As the most cold tolerant orange tree available, Owari Mandarins, also called Satsumas, are not limited to hot Southern states. But for effortless year-round growth, and for Owari lovers in colder and Northern areas (growing zones 4 through 11), potted Owari Mandarin Trees are essential.
Just grow your Owaris in large containers and move them indoors or in your garage when cold temperatures strike.
Ok, so it’s one of our most popular varieties. But can we really talk about indoor citrus growing without mentioning the Meyer Lemon? Though the Loquat and Owari are fresh, unique favorites, the Meyer fits the bill in the best way when it comes to indoor citrus growth.
For starters, the Meyer Lemon Tree has remarkable cold and heat tolerance so anyone in the country can grow it. And our Meyers max out at around 8 feet, so you don’t have to worry about them out-growing your space.
Plus, what’s not to love about their jasmine-citrus fragrance filling your home through those long winter months?
How to Move Indoors: A Checklist
Check the Weather
First, wait until the temperatures stay above 40 to 50 degrees and there is absolutely no chance for frost before moving your tree.
Don’t Strain the Tree
If your citrus tree seems too difficult to move, place it on a plant tray with wheels for more effortless movement.
Gradually Increase Time Indoors
Your citrus needs to build tolerance, so give your tree an hour of direct sunlight during its first day outside, and then move it into the shade. For about two weeks, slowly increase the amount of time that your tree spends in the direct sunlight.
Adjust the Watering Schedule
Outdoor growth often means that you need to water your citrus a bit more frequently. As you move your Loquat, Owari or Meyer Lemon indoors, watering will need to be adjusted.
Leaf drop and fruit drop are normal, so don’t panic! Keep in mind that this isn’t a sign of danger – instead, this is a sign of the tree adjusting to its new indoor environment. If all the leaves die, simply pick them off the branches – you should see new leaves in about six weeks.
Thin the Crop
By removing any smaller fruit your tree is growing, it will focus its energy on adjusting to the indoors instead of growing tons of new fruit – your fruit will eventually grow larger and fuller as a result.
Before bringing trees inside for the colder months, spray them with an all-natural, organic pesticide to keep bugs away.
Citrus Loves Container Growth
Basically, Citrus Trees are wonderfully suited for container growing. Beautiful foliage meets fragrant blooms and succulent fruit for a plant that ticks all the boxes of a must-have.
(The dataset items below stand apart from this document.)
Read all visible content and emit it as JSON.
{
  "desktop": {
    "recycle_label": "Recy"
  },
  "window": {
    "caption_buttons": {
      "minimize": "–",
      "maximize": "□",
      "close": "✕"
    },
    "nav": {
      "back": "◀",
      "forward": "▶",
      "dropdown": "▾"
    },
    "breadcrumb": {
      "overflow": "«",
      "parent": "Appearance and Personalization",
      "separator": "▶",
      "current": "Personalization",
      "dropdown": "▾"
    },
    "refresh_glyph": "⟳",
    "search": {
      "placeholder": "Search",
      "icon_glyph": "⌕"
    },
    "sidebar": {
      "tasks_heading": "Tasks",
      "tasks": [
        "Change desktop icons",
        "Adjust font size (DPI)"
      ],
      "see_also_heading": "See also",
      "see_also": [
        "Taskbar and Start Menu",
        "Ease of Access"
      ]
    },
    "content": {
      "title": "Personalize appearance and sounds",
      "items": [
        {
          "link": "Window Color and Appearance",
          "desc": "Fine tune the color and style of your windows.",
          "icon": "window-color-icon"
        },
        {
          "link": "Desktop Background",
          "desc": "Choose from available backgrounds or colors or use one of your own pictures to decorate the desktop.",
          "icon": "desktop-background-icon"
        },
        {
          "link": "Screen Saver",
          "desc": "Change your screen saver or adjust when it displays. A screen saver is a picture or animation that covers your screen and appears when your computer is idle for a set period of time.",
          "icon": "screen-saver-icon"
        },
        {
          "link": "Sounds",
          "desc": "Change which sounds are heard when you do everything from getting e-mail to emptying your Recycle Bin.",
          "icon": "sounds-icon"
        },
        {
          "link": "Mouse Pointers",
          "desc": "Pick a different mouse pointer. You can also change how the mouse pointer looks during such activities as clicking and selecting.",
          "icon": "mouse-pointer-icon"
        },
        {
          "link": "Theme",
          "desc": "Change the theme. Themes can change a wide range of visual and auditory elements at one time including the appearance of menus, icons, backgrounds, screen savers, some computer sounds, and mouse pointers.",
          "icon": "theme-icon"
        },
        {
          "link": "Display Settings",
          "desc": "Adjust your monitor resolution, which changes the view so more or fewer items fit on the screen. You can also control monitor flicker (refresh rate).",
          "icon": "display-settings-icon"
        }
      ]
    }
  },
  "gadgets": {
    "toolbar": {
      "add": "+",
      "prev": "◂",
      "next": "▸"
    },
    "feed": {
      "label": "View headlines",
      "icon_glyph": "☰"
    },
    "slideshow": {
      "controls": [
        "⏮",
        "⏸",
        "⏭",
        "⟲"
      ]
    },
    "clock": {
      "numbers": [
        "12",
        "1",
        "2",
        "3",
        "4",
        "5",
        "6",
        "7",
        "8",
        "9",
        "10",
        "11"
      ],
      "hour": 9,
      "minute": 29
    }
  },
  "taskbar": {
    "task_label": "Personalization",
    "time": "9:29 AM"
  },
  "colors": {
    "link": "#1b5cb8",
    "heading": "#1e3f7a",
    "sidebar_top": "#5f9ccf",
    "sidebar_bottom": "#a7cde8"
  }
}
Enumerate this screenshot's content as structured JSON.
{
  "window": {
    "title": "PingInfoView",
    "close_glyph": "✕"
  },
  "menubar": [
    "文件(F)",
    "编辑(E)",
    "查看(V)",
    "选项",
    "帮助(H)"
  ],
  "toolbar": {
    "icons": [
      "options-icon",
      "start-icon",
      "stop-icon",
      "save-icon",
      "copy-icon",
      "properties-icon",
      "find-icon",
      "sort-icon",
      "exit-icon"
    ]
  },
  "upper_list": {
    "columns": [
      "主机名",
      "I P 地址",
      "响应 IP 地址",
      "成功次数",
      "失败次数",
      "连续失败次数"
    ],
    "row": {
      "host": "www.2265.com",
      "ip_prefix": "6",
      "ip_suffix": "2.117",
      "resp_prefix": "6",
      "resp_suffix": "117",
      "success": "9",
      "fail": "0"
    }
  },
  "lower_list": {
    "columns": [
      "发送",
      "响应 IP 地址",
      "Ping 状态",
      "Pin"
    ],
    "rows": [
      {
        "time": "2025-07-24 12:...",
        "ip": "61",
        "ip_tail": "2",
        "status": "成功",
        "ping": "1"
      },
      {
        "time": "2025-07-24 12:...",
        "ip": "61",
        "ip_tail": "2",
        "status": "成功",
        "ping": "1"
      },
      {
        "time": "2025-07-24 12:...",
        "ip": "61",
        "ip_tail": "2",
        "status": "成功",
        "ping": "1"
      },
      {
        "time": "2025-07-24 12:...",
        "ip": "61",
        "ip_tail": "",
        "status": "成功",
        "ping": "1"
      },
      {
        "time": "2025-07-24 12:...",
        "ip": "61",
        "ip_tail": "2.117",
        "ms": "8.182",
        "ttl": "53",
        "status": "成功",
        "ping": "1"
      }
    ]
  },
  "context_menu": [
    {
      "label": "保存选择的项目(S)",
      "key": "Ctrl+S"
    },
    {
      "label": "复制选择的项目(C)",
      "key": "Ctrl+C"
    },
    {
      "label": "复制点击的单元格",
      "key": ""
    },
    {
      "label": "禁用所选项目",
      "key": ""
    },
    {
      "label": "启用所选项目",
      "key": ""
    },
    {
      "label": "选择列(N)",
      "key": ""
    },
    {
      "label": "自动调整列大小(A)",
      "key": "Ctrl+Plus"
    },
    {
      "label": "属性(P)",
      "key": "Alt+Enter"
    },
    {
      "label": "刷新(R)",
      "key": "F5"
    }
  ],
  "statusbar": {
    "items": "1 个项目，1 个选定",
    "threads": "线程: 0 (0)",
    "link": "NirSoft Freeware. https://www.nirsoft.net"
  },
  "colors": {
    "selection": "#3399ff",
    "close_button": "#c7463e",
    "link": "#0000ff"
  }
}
And most importantly, they can be kept at a manageable size in a container. From the Loquat to the Owari or Meyer, here are our main three tips to keep in mind:
- These trees thrive best if they are not overwatered – ensure that you let your plants dry between waterings.
- Once you move your plants indoors, air circulation will become important for them, so it’s best to increase the humidity in your plants’ environment. To do this, you can either mist the leaves daily with a spray bottle, or you can place your plants on top of moist pebbles.
- Indoor plants also typically need at least six hours of sunlight a day. You can use a grow light can as a substitute, or simply place them in an area where they will receive as much light as possible – a sun-soaked, South-facing window should do just fine.
Cover all these bases, and you’re good to go. Growing your unique, delectable citrus indoors, especially during the winter months, is as easy as 1-2-3.